Another idea is that hot weather increases our levels of testosterone, which makes us more aggressive – a fact which could also partly explain why, as the days start to lengthen, there’s a jump in the incidence of sexual and domestic violence. In the United States, there is 12% more “intimate partner violence”, which includes physical, sexual, and emotional abuse, in the summer than the winter. 

However, there are plenty of alternative explanations. An important consideration is that most of these studies are based on correlation – they link one factor, temperature, with another, crime. But this doesn’t mean one necessarily affects the other directly. When the Sun comes out, we inhabit a very different world – one of partying at crowded festivals, socially acceptable daytime drinking, and generally being more active.

Could these summer activities, which bring us into contact with other people and heighten our emotions, be the real drivers behind our heatwave behaviour?

“It is difficult to disentangle these things, because they always go together,” says Harley. “If you take suicide rates – they go up when it’s warmer and means of suicide are more available because people are outdoors... But they are highly variable across the world. Russia has one of the highest levels, and that’s probably something to do with the high levels of alcohol consumption, rather than the weather.”

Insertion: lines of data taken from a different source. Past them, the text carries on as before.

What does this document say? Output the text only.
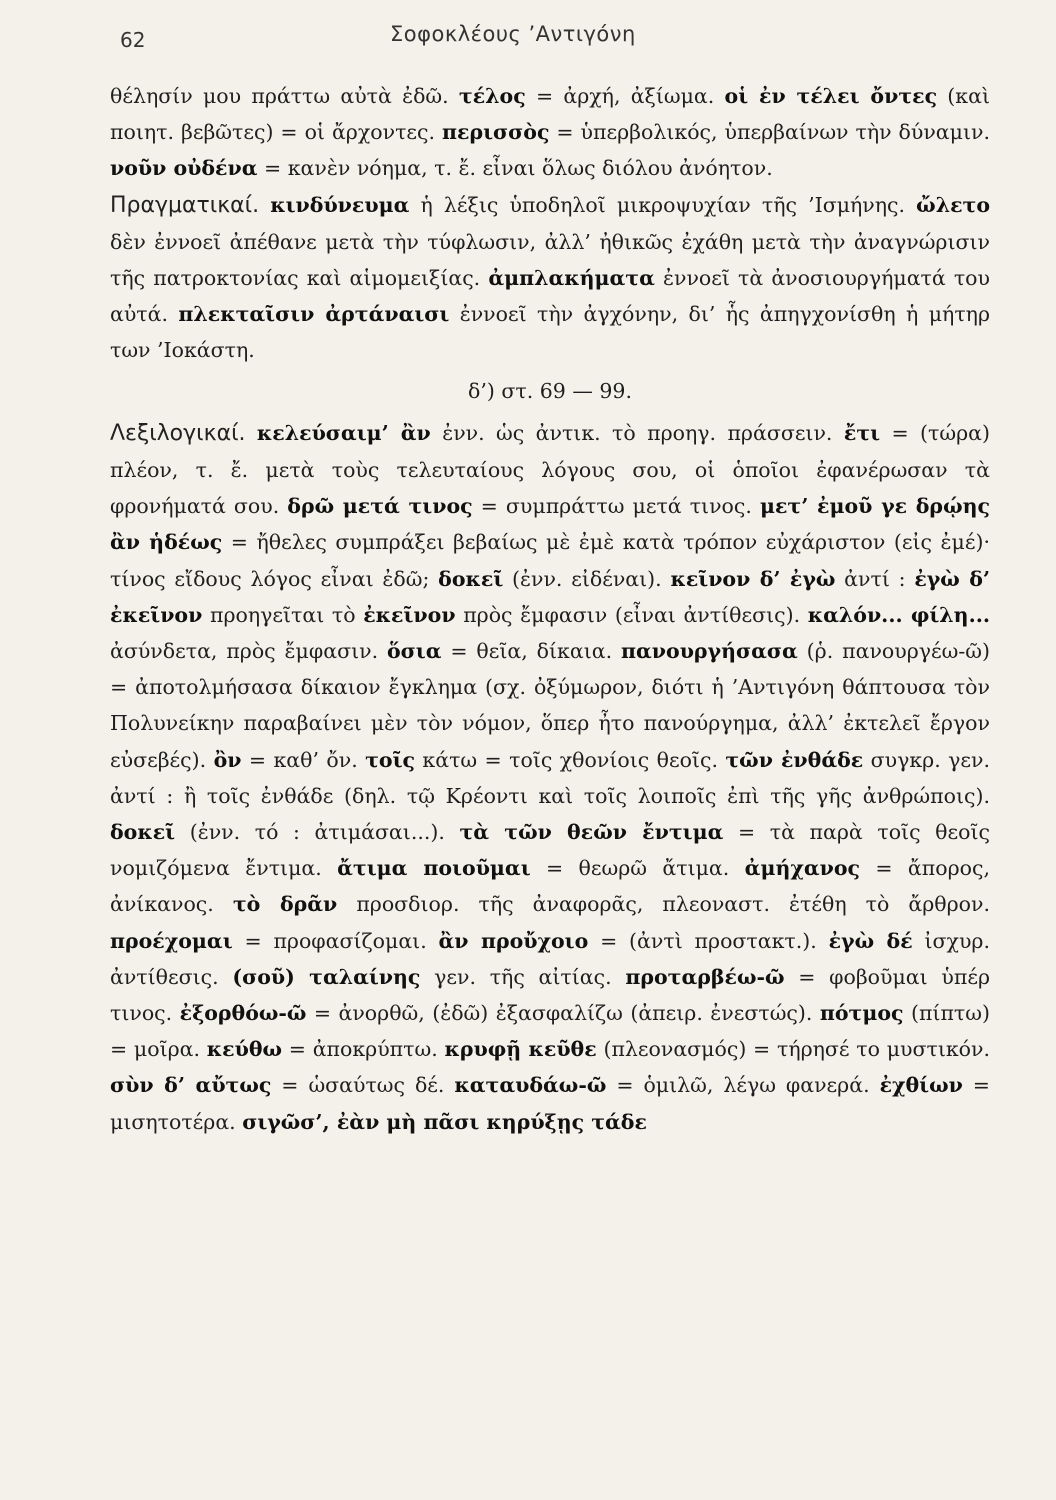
62	Σοφοκλέους ’Αντιγόνη

θέλησίν μου πράττω αὐτὰ ἐδῶ. τέλος = ἀρχή, ἀξίωμα. οἱ ἐν τέλει ὄντες (καὶ ποιητ. βεβῶτες) = οἱ ἄρχοντες. περισσὸς = ὑπερβολικός, ὑπερβαίνων τὴν δύναμιν. νοῦν οὐδένα = κανὲν νόημα, τ. ἔ. εἶναι ὅλως διόλου ἀνόητον.

Πραγματικαί. κινδύνευμα ἡ λέξις ὑποδηλοῖ μικροψυχίαν τῆς ’Ισμήνης. ὤλετο δὲν ἐννοεῖ ἀπέθανε μετὰ τὴν τύφλωσιν, ἀλλ’ ἠθικῶς ἐχάθη μετὰ τὴν ἀναγνώρισιν τῆς πατροκτονίας καὶ αἱμομειξίας. ἀμπλακήματα ἐννοεῖ τὰ ἀνοσιουργήματά του αὐτά. πλεκταῖσιν ἀρτάναισι ἐννοεῖ τὴν ἀγχόνην, δι’ ἧς ἀπηγχονίσθη ἡ μήτηρ των ’Ιοκάστη.

δ’) στ. 69 — 99.

Λεξιλογικαί. κελεύσαιμ’ ἂν ἐνν. ὡς ἀντικ. τὸ προηγ. πράσσειν. ἔτι = (τώρα) πλέον, τ. ἔ. μετὰ τοὺς τελευταίους λόγους σου, οἱ ὁποῖοι ἐφανέρωσαν τὰ φρονήματά σου. δρῶ μετά τινος = συμπράττω μετά τινος. μετ’ ἐμοῦ γε δρῴης ἂν ἡδέως = ἤθελες συμπράξει βεβαίως μὲ ἐμὲ κατὰ τρόπον εὐχάριστον (εἰς ἐμέ)· τίνος εἴδους λόγος εἶναι ἐδῶ; δοκεῖ (ἐνν. εἰδέναι). κεῖνον δ’ ἐγὼ ἀντί : ἐγὼ δ’ ἐκεῖνον προηγεῖται τὸ ἐκεῖνον πρὸς ἔμφασιν (εἶναι ἀντίθεσις). καλόν... φίλη... ἀσύνδετα, πρὸς ἔμφασιν. ὅσια = θεῖα, δίκαια. πανουργήσασα (ῥ. πανουργέω-ῶ) = ἀποτολμήσασα δίκαιον ἔγκλημα (σχ. ὀξύμωρον, διότι ἡ ’Αντιγόνη θάπτουσα τὸν Πολυνείκην παραβαίνει μὲν τὸν νόμον, ὅπερ ἦτο πανούργημα, ἀλλ’ ἐκτελεῖ ἔργον εὐσεβές). ὂν = καθ’ ὄν. τοῖς κάτω = τοῖς χθονίοις θεοῖς. τῶν ἐνθάδε συγκρ. γεν. ἀντί : ἢ τοῖς ἐνθάδε (δηλ. τῷ Κρέοντι καὶ τοῖς λοιποῖς ἐπὶ τῆς γῆς ἀνθρώποις). δοκεῖ (ἐνν. τό : ἀτιμάσαι...). τὰ τῶν θεῶν ἔντιμα = τὰ παρὰ τοῖς θεοῖς νομιζόμενα ἔντιμα. ἄτιμα ποιοῦμαι = θεωρῶ ἄτιμα. ἀμήχανος = ἄπορος, ἀνίκανος. τὸ δρᾶν προσδιορ. τῆς ἀναφορᾶς, πλεοναστ. ἐτέθη τὸ ἄρθρον. προέχομαι = προφασίζομαι. ἂν προὔχοιο = (ἀντὶ προστακτ.). ἐγὼ δέ ἰσχυρ. ἀντίθεσις. (σοῦ) ταλαίνης γεν. τῆς αἰτίας. προταρβέω-ῶ = φοβοῦμαι ὑπέρ τινος. ἐξορθόω-ῶ = ἀνορθῶ, (ἐδῶ) ἐξασφαλίζω (ἀπειρ. ἐνεστώς). πότμος (πίπτω) = μοῖρα. κεύθω = ἀποκρύπτω. κρυφῇ κεῦθε (πλεονασμός) = τήρησέ το μυστικόν. σὺν δ’ αὔτως = ὡσαύτως δέ. καταυδάω-ῶ = ὁμιλῶ, λέγω φανερά. ἐχθίων = μισητοτέρα. σιγῶσ’, ἐὰν μὴ πᾶσι κηρύξῃς τάδε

The Covid-19 pandemic might just provide some answers, because since it emerged, many of our normal summer activities have become impossible. The pandemic has already proved to be a natural experiment for a number of urgent questions, such as what happens when long-distance travel is dramatically reduced or how whales respond when the oceans become less noisy, so who knows, perhaps it will reveal whether violence really is linked to summer revelling or just heat. 

Regardless of what’s driving the link between the weather and our behaviour, it has some uneasy implications for the future. Scientists have predicted that, as climate change kicks in, just a 2C increase in global average temperatures could increase the rate of violent crime by more than 3% in temperate regions such as Western Europe. At the moment, many experts believe we’re on track for a temperature rise of over 3C, even if we meet all our current climate commitments.

Though why the weather affects us remains a mystery, perhaps we’d better brace ourselves for what’s coming.